A smaller set of two live boxes by Varley is housed in the Whipple Museum and is shown in the Whipple Microscope Catalog as number 380. That set also includes a wooden case, but smaller, to house just two live boxes. The shape of those in the Whipple is different, in that the ends are completely rounded rather than just rounded at the corners. Their length is reported as a remarkably similar 4.3 cm.

Another single Varley live box supplied with Dr de Groot's later Varley microscope is different in that the channel around the base of the tablet is lacking, and that example lacks its top. Its outer profile is shaped the same as those in the Whipple museum however.

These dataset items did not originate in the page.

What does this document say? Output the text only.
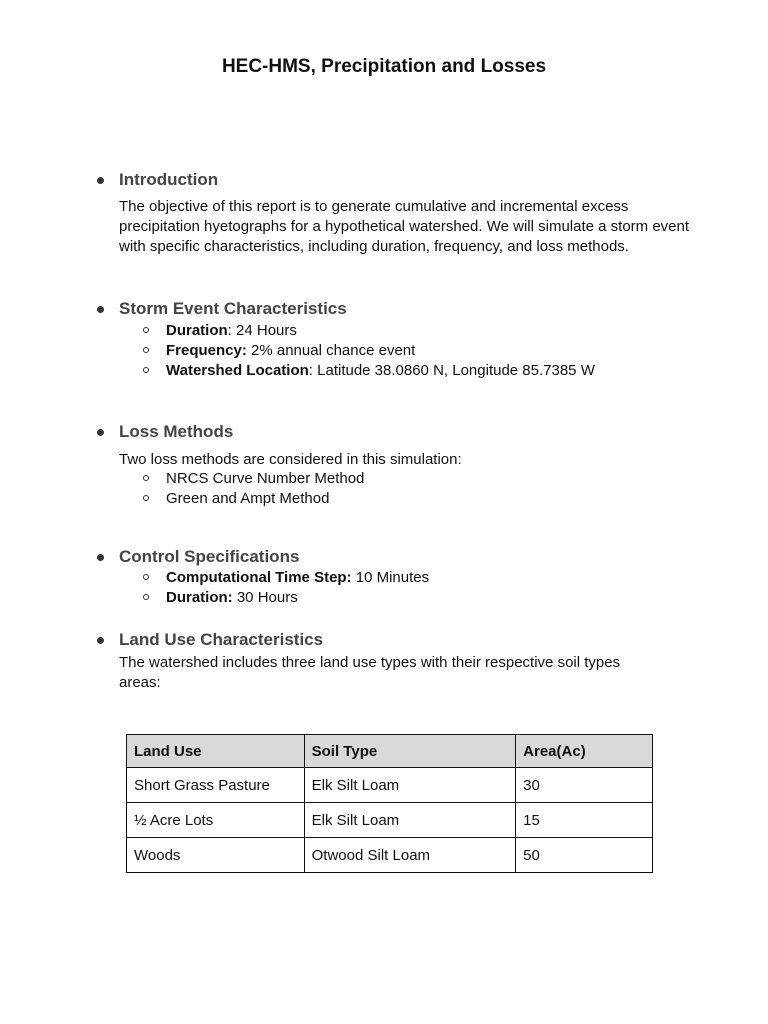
HEC-HMS, Precipitation and Losses
Introduction
The objective of this report is to generate cumulative and incremental excess precipitation hyetographs for a hypothetical watershed. We will simulate a storm event with specific characteristics, including duration, frequency, and loss methods.
Storm Event Characteristics
Duration: 24 Hours
Frequency: 2% annual chance event
Watershed Location: Latitude 38.0860 N, Longitude 85.7385 W
Loss Methods
Two loss methods are considered in this simulation:
NRCS Curve Number Method
Green and Ampt Method
Control Specifications
Computational Time Step: 10 Minutes
Duration: 30 Hours
Land Use Characteristics
The watershed includes three land use types with their respective soil types areas:
Land Use	Soil Type	Area(Ac)
Short Grass Pasture	Elk Silt Loam	30
½ Acre Lots	Elk Silt Loam	15
Woods	Otwood Silt Loam	50
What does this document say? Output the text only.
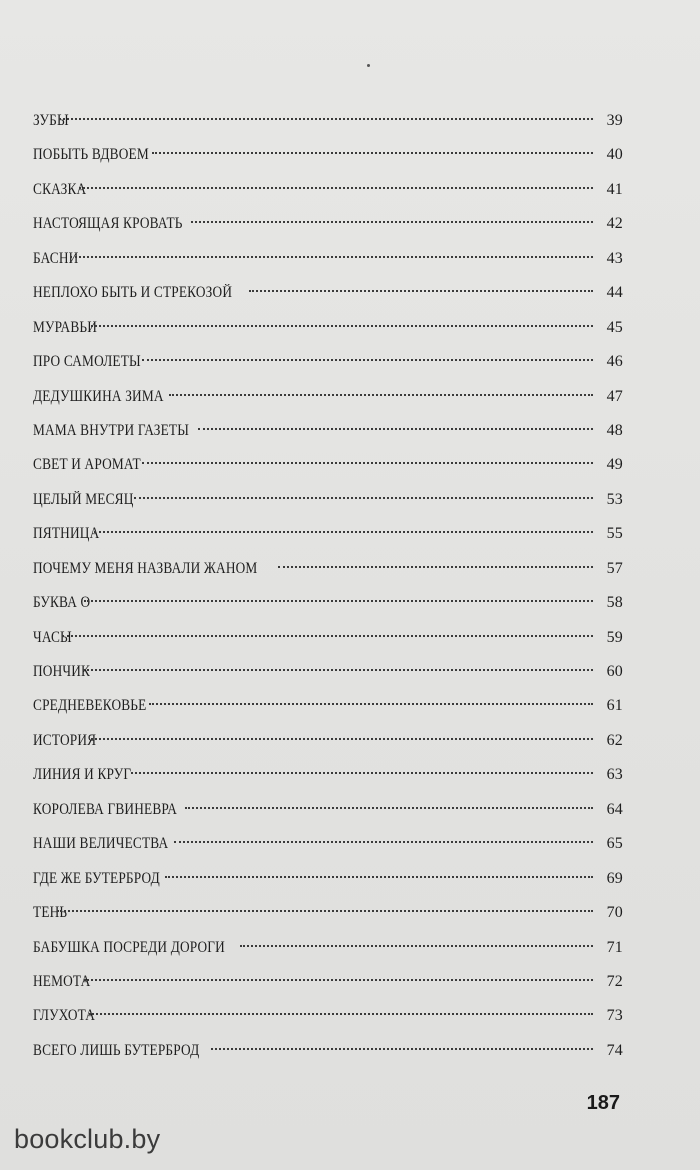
ЗУБЫ	39
ПОБЫТЬ ВДВОЕМ	40
СКАЗКА	41
НАСТОЯЩАЯ КРОВАТЬ	42
БАСНИ	43
НЕПЛОХО БЫТЬ И СТРЕКОЗОЙ	44
МУРАВЬИ	45
ПРО САМОЛЕТЫ	46
ДЕДУШКИНА ЗИМА	47
МАМА ВНУТРИ ГАЗЕТЫ	48
СВЕТ И АРОМАТ	49
ЦЕЛЫЙ МЕСЯЦ	53
ПЯТНИЦА	55
ПОЧЕМУ МЕНЯ НАЗВАЛИ ЖАНОМ	57
БУКВА О	58
ЧАСЫ	59
ПОНЧИК	60
СРЕДНЕВЕКОВЬЕ	61
ИСТОРИЯ	62
ЛИНИЯ И КРУГ	63
КОРОЛЕВА ГВИНЕВРА	64
НАШИ ВЕЛИЧЕСТВА	65
ГДЕ ЖЕ БУТЕРБРОД	69
ТЕНЬ	70
БАБУШКА ПОСРЕДИ ДОРОГИ	71
НЕМОТА	72
ГЛУХОТА	73
ВСЕГО ЛИШЬ БУТЕРБРОД	74
187
bookclub.by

The live box is a device that was supplied with microscopes even in the eighteenth century. It is simply a chamber, meant to sit on the stage of the microscope, with a clear top and bottom to allow observation of living specimens, either dry, like a small insect, or in liquid such as would be needed for protozoans. Some are simply a hollow box but others comprise a glass surface on to which the specimen is placed and a cap is then placed over the first wherein a relatively thin layer can be observed. As the cover is brought closer to the bottom, it can act as a compressor. Varley's biggest innovation, something to be copied widely was the channel cut around the edge of the glass tablet which greatly improved the usability of the device. His cover screwed on, but this proved problematic and the screw on top was largely replaced by a press-fit cover (less likely to distort the specimen as a twisting motion, as required by a screw-on top, might). This device was very useful for viewing specimens in a liquid medium, but for immobilizing moving organisms, a dedicated 'Compressorium' or compressor allows more delicate adjustment of the pressure. Many types of compressorium were devised, but a rather uncommon and early type is found among the accessories of the Varley Microscope seen on this site. Varley described his 'Capillary Tablets or Cages' in the Journal of the Society of Arts, Volume 48, Part II, pages 343 to 344 in 1831:

cage engr Having limited the stage motion to three or four tenths of an inch, it becomes requisite to confine the animalculse to a space of that diameter, and also to a very limited thickness, in order to keep them within reach, and as near as may be within focus of the highest powers. For this purpose I have mounted a small glass tablet 14, figs. 23 and 24, which are sections of the same, and fig. 25 is a top view. It is made of a piece of well-polished plate glass, cemented on a small chuck, and ground conical at the grindstone, then put to the lathe and turned with a diamond, keeping it wet all the time by a sponge or cloth supported at the opposite side so as just to touch it; the upper part is turned cylindrical, and the base allowed to spread out for the purpose of being held in the mounting; it is then cemented or burnished into the neck of the disk 15, which is hollowed so as to leave a clear space all round the tablet. The aperture under the tablet is of the same diameter as the top; more or less is injurious. The outside of the neck is turned with a fine and true screw to receive the screw-cap 16, which has an aperture through its top one-eighth of an inch larger than the tablet, to remove all matter from around it. Above this aperture is a flat recess, as large as the cap will allow, to receive a circular disk of talc 17, which is to be cemented in; the rim round the talc is essential to protect it from the fingers when screwing the cap on or off, but it should be only flush with the talc. The seat should be moderately broad and very flat, that it may hold the talc quite flat. The sides of and recess around the tablet, and the whole top of the disk, should be blackened. The drop of water containing the animalculse is put on the tablet, and the talc cap screwed on till it touches the drop and spreads it out as wide as the tablet, and no more ; this renders it flat, and when put on the stage the objects it contains may be viewed with great ease and convenience. I call these capillary tablets , or cages, several of which should accompany the microscope for the fluid and animalcules; are retained at the top of the tablet only by capillary attraction, and will bear turning about any how, without leaving the top, provided it be not suddenly shaken.